Angriffe auf afghanische Sicherheitskräfte und Zusammenstöße zwischen diesen und den Taliban finden weiterhin statt (AJ 22.5.2018; AD 20.5.2018)
Registriert wurde auch eine Steigerung öffentlichkeitswirksamer gewalttätiger Vorfälle (UNGASC 27.2.2018), von denen zur Veranschaulichung hier auszugsweise einige Beispiele wiedergegeben werden sollen (Anmerkung der Staatendokumentation: Die folgende Liste enthält öffentlichkeitswirksame (high-profile) Vorfälle sowie Angriffe bzw. Anschläge auf hochrangige Ziele und erhebt keinen Anspruch auf Vollständigkeit).
* Selbstmordanschlag vor dem Ministerium für ländliche Rehabilitation und Entwicklung (MRRD) in Kabul: Am 11.6.2018 wurden bei einem Selbstmordanschlag vor dem Eingangstor des MRRD zwölf Menschen getötet und 30 weitere verletzt. Quellen zufolge waren Frauen, Kinder und Mitarbeiter des Ministeriums unter den Opfern (AJ 11.6.2018). Der Islamische Staat (IS) bekannte sich zum Angriff (Reuters 11.6.2018; Gandhara 11.6.2018).
* Angriff auf das afghanische Innenministerium (MoI) in Kabul: Am 30.5.2018 griffen bewaffnete Männer den Sitz des MoI in Kabul an, nachdem vor dem Eingangstor des Gebäudes ein mit Sprengstoff geladenes Fahrzeug explodiert war. Bei dem Vorfall kam ein Polizist ums Leben. Die Angreifer konnten nach einem zweistündigen Gefecht von den Sicherheitskräften getötet werden. Der Islamische Staat (IS) bekannte sich zum Angriff (CNN 30.5.2018; vgl. Gandhara 30.5.2018)

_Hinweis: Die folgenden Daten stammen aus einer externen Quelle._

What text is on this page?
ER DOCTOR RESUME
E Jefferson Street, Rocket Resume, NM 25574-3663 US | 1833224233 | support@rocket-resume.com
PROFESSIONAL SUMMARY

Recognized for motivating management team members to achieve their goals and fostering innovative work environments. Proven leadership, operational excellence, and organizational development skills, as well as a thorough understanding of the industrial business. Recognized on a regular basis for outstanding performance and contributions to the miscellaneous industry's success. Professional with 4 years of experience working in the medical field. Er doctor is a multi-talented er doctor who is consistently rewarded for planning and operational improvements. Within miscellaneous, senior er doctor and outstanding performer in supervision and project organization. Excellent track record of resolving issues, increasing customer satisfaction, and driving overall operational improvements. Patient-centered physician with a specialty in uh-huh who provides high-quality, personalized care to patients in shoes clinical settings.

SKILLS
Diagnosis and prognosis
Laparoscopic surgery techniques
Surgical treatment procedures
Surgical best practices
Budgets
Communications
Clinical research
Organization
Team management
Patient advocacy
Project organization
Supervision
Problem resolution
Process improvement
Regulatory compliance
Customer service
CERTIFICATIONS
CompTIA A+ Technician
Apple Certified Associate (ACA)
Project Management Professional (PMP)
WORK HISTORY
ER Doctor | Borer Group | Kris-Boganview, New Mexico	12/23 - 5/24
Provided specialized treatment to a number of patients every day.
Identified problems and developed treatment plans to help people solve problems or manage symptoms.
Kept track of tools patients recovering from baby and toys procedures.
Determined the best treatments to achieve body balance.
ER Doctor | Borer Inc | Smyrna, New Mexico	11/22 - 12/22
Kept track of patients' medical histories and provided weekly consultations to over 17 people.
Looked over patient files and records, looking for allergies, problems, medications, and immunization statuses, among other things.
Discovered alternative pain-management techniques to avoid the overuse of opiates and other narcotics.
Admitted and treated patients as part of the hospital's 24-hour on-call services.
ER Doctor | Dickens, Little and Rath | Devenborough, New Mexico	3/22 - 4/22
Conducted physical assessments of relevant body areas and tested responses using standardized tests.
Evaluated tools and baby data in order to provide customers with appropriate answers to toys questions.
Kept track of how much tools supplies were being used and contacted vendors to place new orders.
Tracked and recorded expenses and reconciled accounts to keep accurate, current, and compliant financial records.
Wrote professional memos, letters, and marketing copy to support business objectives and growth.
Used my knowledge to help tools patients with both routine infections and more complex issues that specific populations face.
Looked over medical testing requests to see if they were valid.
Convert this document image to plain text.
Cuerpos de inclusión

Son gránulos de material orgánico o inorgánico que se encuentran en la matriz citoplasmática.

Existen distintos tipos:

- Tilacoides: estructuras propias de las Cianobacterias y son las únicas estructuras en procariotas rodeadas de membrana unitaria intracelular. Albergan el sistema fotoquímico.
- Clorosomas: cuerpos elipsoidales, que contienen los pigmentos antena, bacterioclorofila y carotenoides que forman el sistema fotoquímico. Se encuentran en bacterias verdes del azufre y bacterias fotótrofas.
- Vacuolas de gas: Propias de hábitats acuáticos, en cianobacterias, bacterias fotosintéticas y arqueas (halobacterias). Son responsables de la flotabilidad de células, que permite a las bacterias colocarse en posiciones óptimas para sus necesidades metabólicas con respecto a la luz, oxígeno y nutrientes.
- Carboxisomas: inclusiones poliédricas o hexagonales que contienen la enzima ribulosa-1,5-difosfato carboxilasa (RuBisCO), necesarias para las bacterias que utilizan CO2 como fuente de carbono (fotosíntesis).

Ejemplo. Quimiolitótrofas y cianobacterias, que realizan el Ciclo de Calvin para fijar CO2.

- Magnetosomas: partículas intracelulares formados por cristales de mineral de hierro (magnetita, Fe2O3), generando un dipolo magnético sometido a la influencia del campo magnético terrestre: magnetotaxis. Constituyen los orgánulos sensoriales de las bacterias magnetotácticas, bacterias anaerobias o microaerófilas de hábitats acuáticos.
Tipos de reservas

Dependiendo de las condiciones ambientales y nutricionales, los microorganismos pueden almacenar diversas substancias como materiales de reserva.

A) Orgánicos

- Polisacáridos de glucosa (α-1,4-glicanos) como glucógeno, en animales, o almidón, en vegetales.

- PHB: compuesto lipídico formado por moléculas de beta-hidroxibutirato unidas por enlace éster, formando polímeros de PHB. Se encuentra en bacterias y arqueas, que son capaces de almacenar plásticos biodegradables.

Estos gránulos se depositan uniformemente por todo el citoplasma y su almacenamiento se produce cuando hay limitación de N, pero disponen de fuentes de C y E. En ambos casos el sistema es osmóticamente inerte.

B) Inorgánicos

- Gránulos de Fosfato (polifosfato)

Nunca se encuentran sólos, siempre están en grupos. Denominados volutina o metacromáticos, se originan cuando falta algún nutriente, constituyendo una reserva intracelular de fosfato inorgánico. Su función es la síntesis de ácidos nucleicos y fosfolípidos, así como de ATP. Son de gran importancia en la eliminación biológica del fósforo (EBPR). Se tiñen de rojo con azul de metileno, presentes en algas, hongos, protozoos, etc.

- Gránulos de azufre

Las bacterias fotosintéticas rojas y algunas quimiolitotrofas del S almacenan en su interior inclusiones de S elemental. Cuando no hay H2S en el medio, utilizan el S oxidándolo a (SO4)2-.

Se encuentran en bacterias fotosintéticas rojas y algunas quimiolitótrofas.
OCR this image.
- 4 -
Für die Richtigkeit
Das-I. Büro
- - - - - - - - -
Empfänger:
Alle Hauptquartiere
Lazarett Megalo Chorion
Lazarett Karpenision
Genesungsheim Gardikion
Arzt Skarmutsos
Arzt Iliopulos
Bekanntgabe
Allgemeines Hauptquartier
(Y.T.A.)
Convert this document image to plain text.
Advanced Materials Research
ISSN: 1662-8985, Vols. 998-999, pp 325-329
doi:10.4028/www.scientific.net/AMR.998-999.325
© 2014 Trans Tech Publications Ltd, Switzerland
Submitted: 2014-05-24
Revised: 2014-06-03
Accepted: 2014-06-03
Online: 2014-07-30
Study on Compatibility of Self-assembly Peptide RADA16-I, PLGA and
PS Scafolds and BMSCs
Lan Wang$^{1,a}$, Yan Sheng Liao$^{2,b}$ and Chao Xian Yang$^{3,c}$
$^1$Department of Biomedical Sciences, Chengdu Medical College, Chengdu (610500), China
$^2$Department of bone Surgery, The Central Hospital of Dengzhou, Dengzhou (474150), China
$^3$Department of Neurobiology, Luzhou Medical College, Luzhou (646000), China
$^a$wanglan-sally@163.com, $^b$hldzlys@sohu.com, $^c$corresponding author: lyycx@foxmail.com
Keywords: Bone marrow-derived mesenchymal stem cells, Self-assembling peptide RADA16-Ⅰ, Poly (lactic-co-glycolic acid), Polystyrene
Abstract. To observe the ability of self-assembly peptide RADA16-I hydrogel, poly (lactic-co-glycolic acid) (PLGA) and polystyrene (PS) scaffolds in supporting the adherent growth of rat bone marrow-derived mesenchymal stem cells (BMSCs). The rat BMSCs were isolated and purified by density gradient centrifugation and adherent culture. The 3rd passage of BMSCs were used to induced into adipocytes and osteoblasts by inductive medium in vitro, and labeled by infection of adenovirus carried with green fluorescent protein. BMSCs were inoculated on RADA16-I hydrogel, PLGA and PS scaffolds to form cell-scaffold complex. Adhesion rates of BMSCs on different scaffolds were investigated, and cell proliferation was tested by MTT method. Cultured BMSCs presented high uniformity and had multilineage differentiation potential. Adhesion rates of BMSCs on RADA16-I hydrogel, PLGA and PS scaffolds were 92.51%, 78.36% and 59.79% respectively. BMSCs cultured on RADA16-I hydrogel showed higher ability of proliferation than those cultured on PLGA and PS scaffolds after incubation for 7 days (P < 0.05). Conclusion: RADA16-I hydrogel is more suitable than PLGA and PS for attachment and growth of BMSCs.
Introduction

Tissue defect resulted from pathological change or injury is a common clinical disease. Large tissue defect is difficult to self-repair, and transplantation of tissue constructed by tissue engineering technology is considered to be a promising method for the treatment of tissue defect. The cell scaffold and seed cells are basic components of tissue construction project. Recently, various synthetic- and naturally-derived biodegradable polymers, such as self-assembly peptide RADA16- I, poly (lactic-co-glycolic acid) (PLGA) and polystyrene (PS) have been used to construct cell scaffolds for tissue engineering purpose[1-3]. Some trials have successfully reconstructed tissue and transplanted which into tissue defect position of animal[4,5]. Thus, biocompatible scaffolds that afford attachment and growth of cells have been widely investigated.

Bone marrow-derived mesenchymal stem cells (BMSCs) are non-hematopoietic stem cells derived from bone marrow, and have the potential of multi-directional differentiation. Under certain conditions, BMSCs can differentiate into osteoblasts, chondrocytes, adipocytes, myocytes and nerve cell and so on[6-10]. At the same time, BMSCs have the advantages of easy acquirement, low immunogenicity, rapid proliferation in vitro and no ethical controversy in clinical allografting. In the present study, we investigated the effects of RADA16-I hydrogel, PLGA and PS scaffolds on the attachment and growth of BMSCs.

* Angriff auf Polizeistützpunkte in Ghazni: Bei Taliban-Anschlägen auf verschiedene Polizeistützpunkte in der afghanischen Provinz Ghazni am 21.5.2018 kamen mindestens 14 Polizisten ums Leben (AJ 22.5.2018).
* Angriff auf Regierungsbüro in Jalalabad: Nach einem Angriff auf die Finanzbehörde der Provinz Nangarhar in Jalalabad kamen am 13.5.2018 mindestens zehn Personen, darunter auch Zivilisten, ums Leben und 40 weitere wurden verletzt (Pajhwok 13.5.2018; vgl. Tolonews 13.5.2018). Die Angreifer wurden von den Sicherheitskräften getötet (AJ 13.5.2018). Quellen zufolge bekannte sich der Islamische Staat (IS) zum Angriff (AJ 13.5.2018).
* Angriff auf Polizeireviere in Kabul: Am 9.5.2018 griffen bewaffnete Männer jeweils ein Polizeirevier in Dasht-e-Barchi und Shar-i-Naw an und verursachten den Tod von zwei Polizisten und verwundeten sechs Zivilisten. Auch wurden Quellen zufolge zwei Attentäter von den Sicherheitskräften getötet (Pajhwok 9.5.2018). Der IS bekannte sich zum Angriff (Pajhwok 9.5.2018; vgl. Tolonews 9.5.2018).
Selbstmordangriff in Kandahar: Bei einem Selbstmordanschlag auf einen Konvoi der NATO-Truppen in Haji Abdullah Khan im Distrikt Daman der Provinz Kandahar sind am 30.4.2018 elf Kinder ums Leben gekommen und 16 weitere Menschen verletzt worden; unter den Verletzten befanden sich u.a. rumänische Soldaten (Tolonews 30.4.2018b; vgl. APN 30.4.2018b, Focus 30.4.2018, IM 30.4.2018). Weder der IS noch die Taliban reklamierten den Anschlag für sich (Spiegel 30.4.2018; vgl. Tolonews 30.4.2018b).